Board Considers Planning Partner Ahead of Possible November 2022 Bond
By Anne Drabicky
Austin ISD will take the first step toward updating plans for buildings and other infrastructure as trustees on Thursday discuss hiring a planning partner to update the district’s Long-range Facilities Plan.
Formerly known as the Facility Master Plan, the new LFP will guide everything about how AISD uses its buildings and will lead, if trustees choose at a later date, to a robust community engagement process before a 2022 bond election.
The last major updates to the plan came ahead of the 2017 Bond, with additional direction for athletics, fine arts and Career and Technical Education in the 2019 update. As the first step in the process to call for a November 2022 bond election, the revised plan would also lay the foundation for what could be included in a new bond.
“The LFP really begins to identify the priority of schools that need improvement,” said Beth Wilson, executive director of planning and asset management. “It’s about making a timeline, making sure that schools and other district facilities get the improvements that they need to line up with the district’s vision of modernized schools.”
Often referred to as a roadmap, the LFP, like the FMP before it, helps the district, community leaders and advisory groups to prioritize which projects may end up in a bond.
Equity as the Guide
AISD will approach this process and any potential bond in a more intentional way than the 2017 process, with a clear focus on equity and on hearing from the more marginalized groups within the community.

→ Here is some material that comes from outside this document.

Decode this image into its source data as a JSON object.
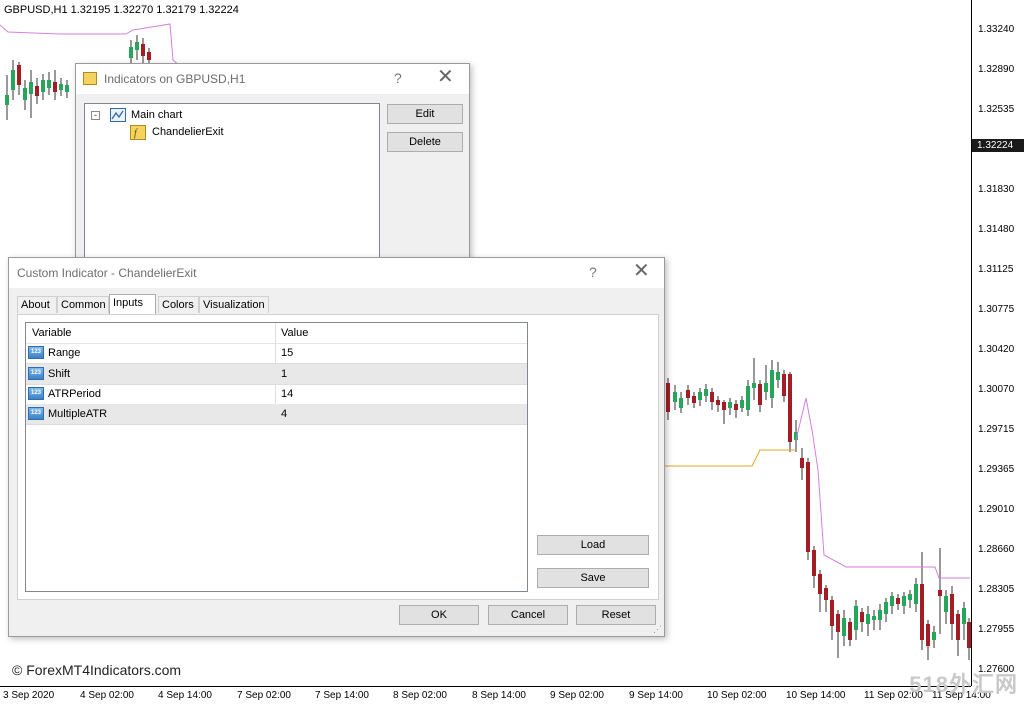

Ali Ghilarducci, supervisor of community engagement, said the biggest difference for 2021 will be the use of an Equity by Design approach. That approach will look closely at the data about who the district is serving most poorly and then begin conversations with those groups.
“So when we’re developing our plans, we’re not creating solutions for people but we’re working side-by-side to identify what they would like to see to address the problems they're seeing with their schools,” Ghilarducci said. “This is at every step of the decision-making process, from even defining what the problem is, to identifying assets and opportunities and developing a shared vision.”

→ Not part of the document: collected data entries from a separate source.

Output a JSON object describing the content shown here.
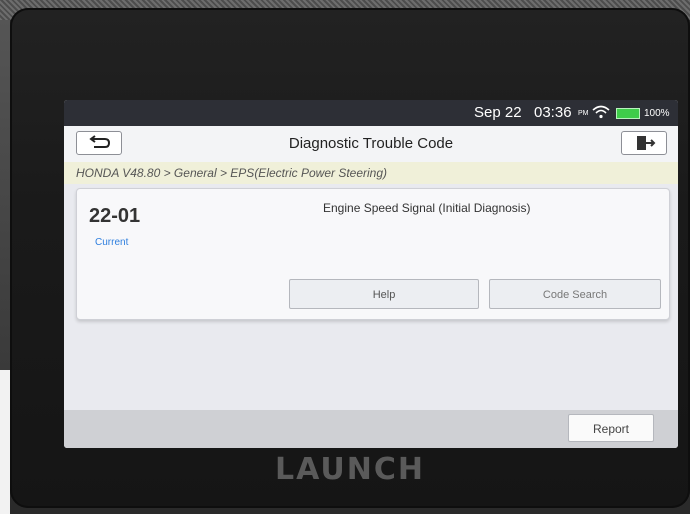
{
  "status_bar": {
    "date": "Sep 22",
    "time": "03:36",
    "ampm": "PM",
    "battery": "100%",
    "wifi_icon": "wifi-icon",
    "battery_icon": "battery-icon"
  },
  "header": {
    "title": "Diagnostic Trouble Code",
    "back_icon": "back-arrow-icon",
    "exit_icon": "exit-icon"
  },
  "breadcrumb": "HONDA V48.80 > General > EPS(Electric Power Steering)",
  "dtc": {
    "code": "22-01",
    "status": "Current",
    "description": "Engine Speed Signal (Initial Diagnosis)",
    "help_label": "Help",
    "code_search_label": "Code Search"
  },
  "footer": {
    "report_label": "Report"
  },
  "device_brand": "LAUNCH",
  "colors": {
    "status_current": "#2f7fde",
    "battery_fill": "#3fcc4a",
    "breadcrumb_bg": "#f0f0d9"
  }
}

In partnership with the Equity Office, all staff and consultants working with the district on the LFP and the bond will receive equity training and cultural proficiency and inclusion training.
If approved by trustees, the district also will create a Long-range Planning Advisory Committee made up of students, parents, community leaders and staff who will provide recommendations about what projects to include in the 2022 bond.
“It starts with data gathering and meeting with focus groups, community leaders, faith-based leaders, and community and student representatives from all over the district,” Wilson said. “This is the first step.”
The approval of a contractor to act as planning partner for the LFP and bond process is among the items on the agenda preview section of this week’s Information Session. DLR Group has been proposed as the firm to work with AISD.
Trustees do not take action during information sessions. The next regular voting meeting is scheduled for May 27. A Facebook Live interview with district leaders about the LFP is scheduled for May 12, at 6:30 p.m. in English and 7 p.m. in Spanish.
Trustees will also be discussing some potential changes to how the board itself operates. The proposed policy changes have several goals, including to increase transparency and provide more opportunities to hear from the public.
The changes being considered were developed in partnership with the Council of Great City Schools and include adding a timeline for the development of agenda items for each meeting and adding opportunities for feedback on agenda items.
The board will hear details about the recommended $1.73 billion (general, food service and debt service) budget for 2021–22, which reflects a $39.2 million deficit for the general fund. The district estimates it will pay $709 million in recapture to the state, based on a projected 7.9% increase in property tax values.
The recommended budget does not take into account the $155 million in one-time federal funds approved by the U.S. Department of Education and recently released by state officials.
This week’s Information Session also will include general public comment, which means those who call to share their thoughts may give feedback on any topic. Anyone wishing to record public comment may do so by calling 512-414-0130 between 7:45 a.m. and 3 p.m. May 13.
At each Information Session, staff provide trustees and the public a preview of items that will be up for a vote or on consent during the next Regular Voting Meeting. This week’s preview includes:
- 8.3: Innovative Course Approvals—High schools can offer courses based on student interest and college and career paths.
- 9.1: Approval of a contract for dairy products for food services with Oak Farms Dairy.
- 9.3: Approval of a contract for internal audit services.